Syllabus
Course
NANO 181/281 Data Science in Materials Science (4)
Description
To provide a comprehensive introduction to the application of data science to materials science.
Prerequisites
Consent of Instructor
Textbook, Required Materials:
- The Elements of Statistical Learning: Data Mining, Inference, and Prediction, Second Edition [Free]
- Python Data Science Handbook [Free]
Class/Laboratory Schedule
Two 80-minute lectures per week and three computational laboratory sessions
Course Topics
- Introduction to Data Science in Materials Science
- Python for Data Science
- Linear Methods for Regression
- Ordinary least squares
- Subset selection
- Regularization and Shrinkage
- Derived input directions
- Extending linear methods
- Transformations of inputs
- Piece-wise polynomials
- Basis expansion
- Linear Methods for Classification
- Discriminant Analysis
- Logistic regression
- Unsupervised learning
- Principal Component Analysis
- K-means
- Hierarchical and density-based clustering
- Kernel regression
- k nearest neighbor
- Kernel density estimation and classification
- Trees
- Decision trees
- Ensemble of trees
- Neural networks
Course Objectives
- To provide students with a foundation in data science techniques, with practical examples rooted in materials science domain applications.
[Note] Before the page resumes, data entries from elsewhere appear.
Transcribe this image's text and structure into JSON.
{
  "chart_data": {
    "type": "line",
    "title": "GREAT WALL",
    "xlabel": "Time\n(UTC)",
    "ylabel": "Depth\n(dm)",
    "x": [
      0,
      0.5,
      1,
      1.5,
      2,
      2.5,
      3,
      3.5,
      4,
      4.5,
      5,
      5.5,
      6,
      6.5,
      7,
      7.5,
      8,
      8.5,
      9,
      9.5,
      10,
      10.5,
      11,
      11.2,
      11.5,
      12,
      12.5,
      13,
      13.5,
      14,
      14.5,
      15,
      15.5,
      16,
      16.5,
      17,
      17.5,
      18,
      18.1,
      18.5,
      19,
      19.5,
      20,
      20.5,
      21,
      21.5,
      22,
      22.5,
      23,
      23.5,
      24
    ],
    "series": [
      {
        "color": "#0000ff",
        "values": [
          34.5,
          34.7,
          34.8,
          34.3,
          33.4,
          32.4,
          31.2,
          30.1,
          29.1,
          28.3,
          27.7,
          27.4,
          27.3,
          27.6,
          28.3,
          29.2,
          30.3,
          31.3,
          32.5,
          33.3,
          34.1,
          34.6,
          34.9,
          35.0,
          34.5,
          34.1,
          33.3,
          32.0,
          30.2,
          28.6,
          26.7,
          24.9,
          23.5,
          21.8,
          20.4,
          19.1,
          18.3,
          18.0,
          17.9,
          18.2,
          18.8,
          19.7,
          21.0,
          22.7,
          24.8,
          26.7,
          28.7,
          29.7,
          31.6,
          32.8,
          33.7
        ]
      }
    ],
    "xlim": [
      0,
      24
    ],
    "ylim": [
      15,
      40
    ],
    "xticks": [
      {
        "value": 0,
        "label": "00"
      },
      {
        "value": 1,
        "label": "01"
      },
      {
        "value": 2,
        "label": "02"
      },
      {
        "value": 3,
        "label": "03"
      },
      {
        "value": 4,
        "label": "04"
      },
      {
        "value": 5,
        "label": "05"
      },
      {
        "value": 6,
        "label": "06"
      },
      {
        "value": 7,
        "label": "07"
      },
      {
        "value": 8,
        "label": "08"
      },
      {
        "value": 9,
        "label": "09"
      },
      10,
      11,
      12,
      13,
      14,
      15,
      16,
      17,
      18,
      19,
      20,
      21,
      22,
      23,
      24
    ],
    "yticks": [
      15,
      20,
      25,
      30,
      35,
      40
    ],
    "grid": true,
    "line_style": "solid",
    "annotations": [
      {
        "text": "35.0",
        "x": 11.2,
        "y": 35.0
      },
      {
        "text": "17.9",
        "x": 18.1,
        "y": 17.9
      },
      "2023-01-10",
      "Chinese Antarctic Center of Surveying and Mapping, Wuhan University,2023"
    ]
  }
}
- To provide hands-on experience in the use of the Python programming language for data science
- To inculcate best practices in developing and interpreting machine learning models for materials property predictions.
Methods of Evaluation
- Jupyter notebook reports of three hands-on laboratory sessions
Performance Criteria
Objective 1: (basic engineering knowledge and applications)
1.1 Understand the fundamentals of data science methods.
1.2 Understand the successes and limitations of each method, and the tradeoff between accuracy and cost.
1.3 Understand how to derive material and nano-scale properties from first principles calculations.
Objective 2: (methods and problem solving)
2.1 Choosing the most appropriate data science method for a particular application.
2.2 Ability to effectively manage and analyze large materials datasets.
2.3 Best practices in construction and evaluation of machine learning models.